In the basement, Idina performs a satanic ritual to resurrect her great-grandfather, Captain Edward Smith. Smith summons the souls of those who died in the original disaster. Mia, Jackson and Nancy witness the event but dismiss it.

During the commemoration, Mia and Jackson are attacked by the original Titanic's orchestra. Jackson disappears and Mia is killed. Rhoades interrogates Hal and forces him below deck, where a ghost attacks him. Meanwhile, the ghosts kill the engineers in the engine room and seize control of the ship. Rhoades and crew member Brian discover the bodies and attempt to shut down the engines, but the turbines explode, disabling the controls.
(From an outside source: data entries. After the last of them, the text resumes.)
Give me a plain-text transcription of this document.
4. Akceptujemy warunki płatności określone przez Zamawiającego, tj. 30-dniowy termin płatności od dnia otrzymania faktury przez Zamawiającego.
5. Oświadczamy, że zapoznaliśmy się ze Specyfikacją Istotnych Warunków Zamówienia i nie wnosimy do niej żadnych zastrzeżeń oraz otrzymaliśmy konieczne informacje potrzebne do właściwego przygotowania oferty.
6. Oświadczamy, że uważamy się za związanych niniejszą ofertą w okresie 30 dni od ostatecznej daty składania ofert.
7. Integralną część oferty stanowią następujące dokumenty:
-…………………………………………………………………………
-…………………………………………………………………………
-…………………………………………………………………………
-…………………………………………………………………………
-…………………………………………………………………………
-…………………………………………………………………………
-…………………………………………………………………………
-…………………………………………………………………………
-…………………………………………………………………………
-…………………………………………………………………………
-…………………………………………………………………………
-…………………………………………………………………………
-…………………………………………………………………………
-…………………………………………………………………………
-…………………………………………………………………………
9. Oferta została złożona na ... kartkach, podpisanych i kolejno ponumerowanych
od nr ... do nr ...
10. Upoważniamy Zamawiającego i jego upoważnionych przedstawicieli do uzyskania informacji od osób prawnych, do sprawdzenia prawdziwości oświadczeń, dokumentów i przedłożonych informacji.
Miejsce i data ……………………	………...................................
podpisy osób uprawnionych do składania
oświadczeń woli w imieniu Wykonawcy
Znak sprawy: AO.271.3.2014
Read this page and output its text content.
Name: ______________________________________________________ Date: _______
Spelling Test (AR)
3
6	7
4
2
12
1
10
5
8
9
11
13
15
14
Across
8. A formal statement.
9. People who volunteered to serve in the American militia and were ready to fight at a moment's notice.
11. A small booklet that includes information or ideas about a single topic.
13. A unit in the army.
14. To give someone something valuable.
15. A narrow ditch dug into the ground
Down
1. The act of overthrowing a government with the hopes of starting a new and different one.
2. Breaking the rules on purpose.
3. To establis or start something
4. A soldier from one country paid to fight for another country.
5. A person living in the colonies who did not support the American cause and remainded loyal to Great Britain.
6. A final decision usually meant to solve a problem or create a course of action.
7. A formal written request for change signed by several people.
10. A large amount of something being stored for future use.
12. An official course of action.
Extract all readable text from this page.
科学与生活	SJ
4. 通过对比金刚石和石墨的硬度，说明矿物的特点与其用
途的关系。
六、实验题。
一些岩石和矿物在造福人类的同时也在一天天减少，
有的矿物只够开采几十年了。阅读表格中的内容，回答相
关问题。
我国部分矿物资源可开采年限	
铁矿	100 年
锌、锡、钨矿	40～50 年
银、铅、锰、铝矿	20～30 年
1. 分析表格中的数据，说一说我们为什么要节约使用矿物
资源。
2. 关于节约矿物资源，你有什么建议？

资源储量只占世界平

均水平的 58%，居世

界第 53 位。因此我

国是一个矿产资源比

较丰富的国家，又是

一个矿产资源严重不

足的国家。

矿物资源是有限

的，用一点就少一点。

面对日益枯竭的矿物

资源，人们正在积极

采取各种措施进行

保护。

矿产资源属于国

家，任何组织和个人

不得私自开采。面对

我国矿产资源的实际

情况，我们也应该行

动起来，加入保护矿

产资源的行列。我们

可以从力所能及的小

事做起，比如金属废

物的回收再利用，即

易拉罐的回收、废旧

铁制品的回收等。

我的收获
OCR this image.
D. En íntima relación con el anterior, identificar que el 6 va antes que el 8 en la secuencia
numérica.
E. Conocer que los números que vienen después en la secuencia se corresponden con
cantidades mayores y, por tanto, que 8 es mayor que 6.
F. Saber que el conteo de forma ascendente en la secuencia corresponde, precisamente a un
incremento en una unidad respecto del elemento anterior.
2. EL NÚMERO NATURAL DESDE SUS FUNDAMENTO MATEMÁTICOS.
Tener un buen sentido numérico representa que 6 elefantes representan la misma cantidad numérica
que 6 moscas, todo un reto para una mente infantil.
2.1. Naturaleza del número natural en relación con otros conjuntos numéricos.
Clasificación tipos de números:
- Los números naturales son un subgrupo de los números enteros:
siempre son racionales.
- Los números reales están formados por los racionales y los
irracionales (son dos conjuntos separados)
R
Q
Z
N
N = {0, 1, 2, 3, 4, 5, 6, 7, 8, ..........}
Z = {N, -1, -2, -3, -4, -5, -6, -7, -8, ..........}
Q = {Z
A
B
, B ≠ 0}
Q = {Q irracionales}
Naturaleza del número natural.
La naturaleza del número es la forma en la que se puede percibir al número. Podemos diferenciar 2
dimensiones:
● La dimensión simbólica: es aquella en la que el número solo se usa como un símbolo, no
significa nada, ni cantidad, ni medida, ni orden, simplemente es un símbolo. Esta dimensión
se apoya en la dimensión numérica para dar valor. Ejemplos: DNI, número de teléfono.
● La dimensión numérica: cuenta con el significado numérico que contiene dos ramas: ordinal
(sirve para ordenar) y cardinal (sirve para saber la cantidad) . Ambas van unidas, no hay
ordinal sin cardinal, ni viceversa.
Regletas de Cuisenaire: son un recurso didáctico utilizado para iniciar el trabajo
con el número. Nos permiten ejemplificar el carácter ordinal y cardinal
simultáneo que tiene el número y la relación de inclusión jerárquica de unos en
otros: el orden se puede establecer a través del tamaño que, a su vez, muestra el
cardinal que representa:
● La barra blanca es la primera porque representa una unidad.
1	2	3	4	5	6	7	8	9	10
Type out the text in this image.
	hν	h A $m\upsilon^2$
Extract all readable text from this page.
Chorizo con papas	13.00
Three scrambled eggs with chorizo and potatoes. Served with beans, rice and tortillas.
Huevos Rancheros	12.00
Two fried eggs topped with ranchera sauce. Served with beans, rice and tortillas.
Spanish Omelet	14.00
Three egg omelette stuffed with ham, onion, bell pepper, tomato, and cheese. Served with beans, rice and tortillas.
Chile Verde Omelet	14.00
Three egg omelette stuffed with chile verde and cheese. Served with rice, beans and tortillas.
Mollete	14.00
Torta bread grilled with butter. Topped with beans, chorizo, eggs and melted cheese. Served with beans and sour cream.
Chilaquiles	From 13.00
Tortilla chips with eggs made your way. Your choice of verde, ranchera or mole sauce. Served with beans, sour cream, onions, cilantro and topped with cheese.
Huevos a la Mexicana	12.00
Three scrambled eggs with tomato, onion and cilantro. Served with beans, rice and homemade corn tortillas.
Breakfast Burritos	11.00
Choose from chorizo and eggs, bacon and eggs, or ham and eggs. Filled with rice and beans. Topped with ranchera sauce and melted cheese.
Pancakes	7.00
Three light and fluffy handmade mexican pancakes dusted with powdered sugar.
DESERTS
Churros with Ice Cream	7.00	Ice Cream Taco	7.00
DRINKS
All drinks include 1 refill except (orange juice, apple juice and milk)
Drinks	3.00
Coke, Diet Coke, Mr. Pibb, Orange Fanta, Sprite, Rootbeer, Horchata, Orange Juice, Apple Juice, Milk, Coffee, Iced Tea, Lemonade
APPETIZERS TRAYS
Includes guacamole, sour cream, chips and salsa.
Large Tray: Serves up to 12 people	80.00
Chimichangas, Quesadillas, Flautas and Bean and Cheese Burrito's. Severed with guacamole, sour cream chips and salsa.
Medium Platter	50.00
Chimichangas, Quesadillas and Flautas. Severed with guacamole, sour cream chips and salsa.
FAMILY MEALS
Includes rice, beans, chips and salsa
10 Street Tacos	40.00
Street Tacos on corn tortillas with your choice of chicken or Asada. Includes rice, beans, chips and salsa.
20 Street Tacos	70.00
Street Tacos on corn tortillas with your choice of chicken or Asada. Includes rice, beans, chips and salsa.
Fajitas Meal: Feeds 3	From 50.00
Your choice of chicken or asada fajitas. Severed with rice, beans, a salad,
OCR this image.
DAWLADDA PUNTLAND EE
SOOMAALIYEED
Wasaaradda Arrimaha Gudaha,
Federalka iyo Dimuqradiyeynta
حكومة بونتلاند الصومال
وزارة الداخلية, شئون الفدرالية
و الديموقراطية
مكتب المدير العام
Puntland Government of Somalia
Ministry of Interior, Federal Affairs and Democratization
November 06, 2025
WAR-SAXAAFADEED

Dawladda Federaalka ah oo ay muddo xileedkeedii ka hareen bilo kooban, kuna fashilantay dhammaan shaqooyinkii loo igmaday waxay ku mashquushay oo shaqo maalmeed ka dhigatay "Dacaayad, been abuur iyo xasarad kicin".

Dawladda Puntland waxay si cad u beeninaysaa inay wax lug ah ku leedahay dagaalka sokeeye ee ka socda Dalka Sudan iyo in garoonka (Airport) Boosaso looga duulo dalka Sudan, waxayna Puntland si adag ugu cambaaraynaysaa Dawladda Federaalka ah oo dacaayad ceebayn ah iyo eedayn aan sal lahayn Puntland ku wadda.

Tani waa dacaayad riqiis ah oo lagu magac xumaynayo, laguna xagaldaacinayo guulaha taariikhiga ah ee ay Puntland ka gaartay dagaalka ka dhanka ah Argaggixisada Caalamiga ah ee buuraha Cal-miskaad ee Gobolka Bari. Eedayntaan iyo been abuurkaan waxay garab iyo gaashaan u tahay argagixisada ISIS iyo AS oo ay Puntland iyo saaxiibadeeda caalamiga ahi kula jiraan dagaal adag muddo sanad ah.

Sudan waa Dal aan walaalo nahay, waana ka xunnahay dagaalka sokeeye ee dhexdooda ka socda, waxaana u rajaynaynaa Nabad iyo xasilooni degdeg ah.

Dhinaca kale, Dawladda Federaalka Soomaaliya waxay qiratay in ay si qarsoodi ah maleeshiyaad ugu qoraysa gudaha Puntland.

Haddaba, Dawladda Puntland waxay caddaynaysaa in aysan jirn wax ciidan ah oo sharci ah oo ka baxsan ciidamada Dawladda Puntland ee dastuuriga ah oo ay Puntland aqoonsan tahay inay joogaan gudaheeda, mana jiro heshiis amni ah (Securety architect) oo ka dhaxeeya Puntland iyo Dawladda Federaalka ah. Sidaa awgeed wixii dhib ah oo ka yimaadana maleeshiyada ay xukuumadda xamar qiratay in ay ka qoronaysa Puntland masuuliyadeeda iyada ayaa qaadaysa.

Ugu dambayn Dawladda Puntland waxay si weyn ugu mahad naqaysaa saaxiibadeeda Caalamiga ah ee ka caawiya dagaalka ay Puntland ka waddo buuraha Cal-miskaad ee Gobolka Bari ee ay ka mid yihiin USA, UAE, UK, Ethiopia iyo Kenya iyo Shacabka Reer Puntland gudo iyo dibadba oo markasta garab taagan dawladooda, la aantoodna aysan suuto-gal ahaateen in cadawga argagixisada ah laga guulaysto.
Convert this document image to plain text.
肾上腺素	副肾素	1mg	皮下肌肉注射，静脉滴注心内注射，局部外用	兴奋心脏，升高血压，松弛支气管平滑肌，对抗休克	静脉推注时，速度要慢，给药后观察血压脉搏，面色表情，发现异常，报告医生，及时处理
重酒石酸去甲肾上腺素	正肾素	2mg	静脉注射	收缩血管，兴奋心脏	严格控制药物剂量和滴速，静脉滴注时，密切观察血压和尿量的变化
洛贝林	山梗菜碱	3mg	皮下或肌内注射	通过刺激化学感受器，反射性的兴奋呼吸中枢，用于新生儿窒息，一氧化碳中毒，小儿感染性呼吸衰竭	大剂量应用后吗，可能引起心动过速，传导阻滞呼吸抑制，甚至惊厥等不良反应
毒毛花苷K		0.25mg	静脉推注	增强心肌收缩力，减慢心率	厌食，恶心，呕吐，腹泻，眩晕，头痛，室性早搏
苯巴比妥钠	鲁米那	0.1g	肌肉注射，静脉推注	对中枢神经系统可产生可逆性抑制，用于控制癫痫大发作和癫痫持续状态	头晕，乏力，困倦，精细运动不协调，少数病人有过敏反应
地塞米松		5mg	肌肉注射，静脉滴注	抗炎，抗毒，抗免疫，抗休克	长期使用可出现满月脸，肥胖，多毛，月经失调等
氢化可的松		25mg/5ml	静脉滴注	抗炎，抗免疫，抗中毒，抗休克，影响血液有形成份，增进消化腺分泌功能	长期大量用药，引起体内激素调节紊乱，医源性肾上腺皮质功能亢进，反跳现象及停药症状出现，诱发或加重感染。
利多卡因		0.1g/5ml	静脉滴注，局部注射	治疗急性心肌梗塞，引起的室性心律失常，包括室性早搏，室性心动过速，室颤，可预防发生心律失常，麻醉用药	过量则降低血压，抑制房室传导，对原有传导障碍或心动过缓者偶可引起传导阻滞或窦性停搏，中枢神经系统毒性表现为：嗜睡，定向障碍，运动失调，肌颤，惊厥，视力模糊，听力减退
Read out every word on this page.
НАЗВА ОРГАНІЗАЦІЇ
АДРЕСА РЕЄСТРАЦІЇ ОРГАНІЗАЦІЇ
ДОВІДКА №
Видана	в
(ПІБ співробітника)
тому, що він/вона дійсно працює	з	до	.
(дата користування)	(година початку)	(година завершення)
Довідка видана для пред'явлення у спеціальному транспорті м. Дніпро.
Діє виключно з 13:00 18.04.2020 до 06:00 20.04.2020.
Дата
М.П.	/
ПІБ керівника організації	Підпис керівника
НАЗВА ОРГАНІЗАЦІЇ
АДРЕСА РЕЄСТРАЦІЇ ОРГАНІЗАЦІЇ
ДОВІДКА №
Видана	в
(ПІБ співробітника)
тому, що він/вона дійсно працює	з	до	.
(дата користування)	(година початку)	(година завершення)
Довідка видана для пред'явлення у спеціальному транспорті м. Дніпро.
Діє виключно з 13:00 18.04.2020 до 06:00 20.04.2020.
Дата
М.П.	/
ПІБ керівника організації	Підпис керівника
As the ghosts attack the passengers, Brian arrests Idina, but she kills him and escapes with Smith's help. Possessed by Smith's ghost, Idina goes to the bridge intending to crash the ship into an iceberg. Rhoades tries to stop her, but Idina kills herself, causing the ship to collide with the iceberg. Rhoades orders the surviving passengers into the lifeboats, although many passengers and crew, including Julie and Brian, have been killed. Hal and Rhoades board a lifeboat with Nancy and others, but the ropes loosen, killing almost everyone.

As the ship sinks, Hal and Rhoades remain alive in the lifeboat. Hal blames himself for the disaster before dying of hypothermia. When Rhoades tries to revive him, his ghost attacks her.

==Cast==
===Fictional characters===
- Keesha Sharp as Captain Celeste Rhoades
- Jamie Bamber as Professor Hal Cochran
- Lydia Hearst as Idina Bess, secretly the great-granddaughter of Captain Edward Smith
- AnnaLynne McCord as Mia Stone
- Joseph Gatt as Brian Andrews
- Derek Yates as Jackson Stone
- Jhey Castles as Julie
- Al Coronel as Hector
- Kendall Chappell as Regina
- Giovannie Pico as Nancy
  - Sophie Jordan Collins as Nancy's ghost
- Michael J. Chen as Parker
- Joseph Massaquoi as Sykes
- Maurice Johnson as Collins
- Hevanly Reyna as Elizabeth
- Neil Dickson as Mr. Wick
- Jody Jaress as Mrs. Straus
- Micaiah Chen as Adelina
- Cami Storm as Adelina's Mom
- DJames Jones as Adelina's Dad
- Gary Murakami as Buck
  - Jai Pellerin as Buck Double
- Andre Pelzer as Michael
- Trevor Hansen as Charlie

===Historical characters===
- Xander Bailey as Captain Edward Smith
- Brendan Petrizzo as Wallace Hartley
- Brittany Daley as John Jacob Astor IV

==Reception==
In his review in Paste, Matt Donato rated it 4/10 saying that "while Netflix harbors Oscar aspirations for its originals, Tubi appears content being the streaming equivalent of SYFY after midnight. (...) I've seen worse films this year than Titanic 666, but also too many better examples."

On Crooked Marquee, Josh Bell rated it a "C−", calling it "a slow, dull haunted-ship story that takes far too long to get to its meager terrors." Waldemar Dalenogare Neto evaluated it with a score of 1/10 and said that "I already knew it was a bad movie, the trailer is already a disgrace."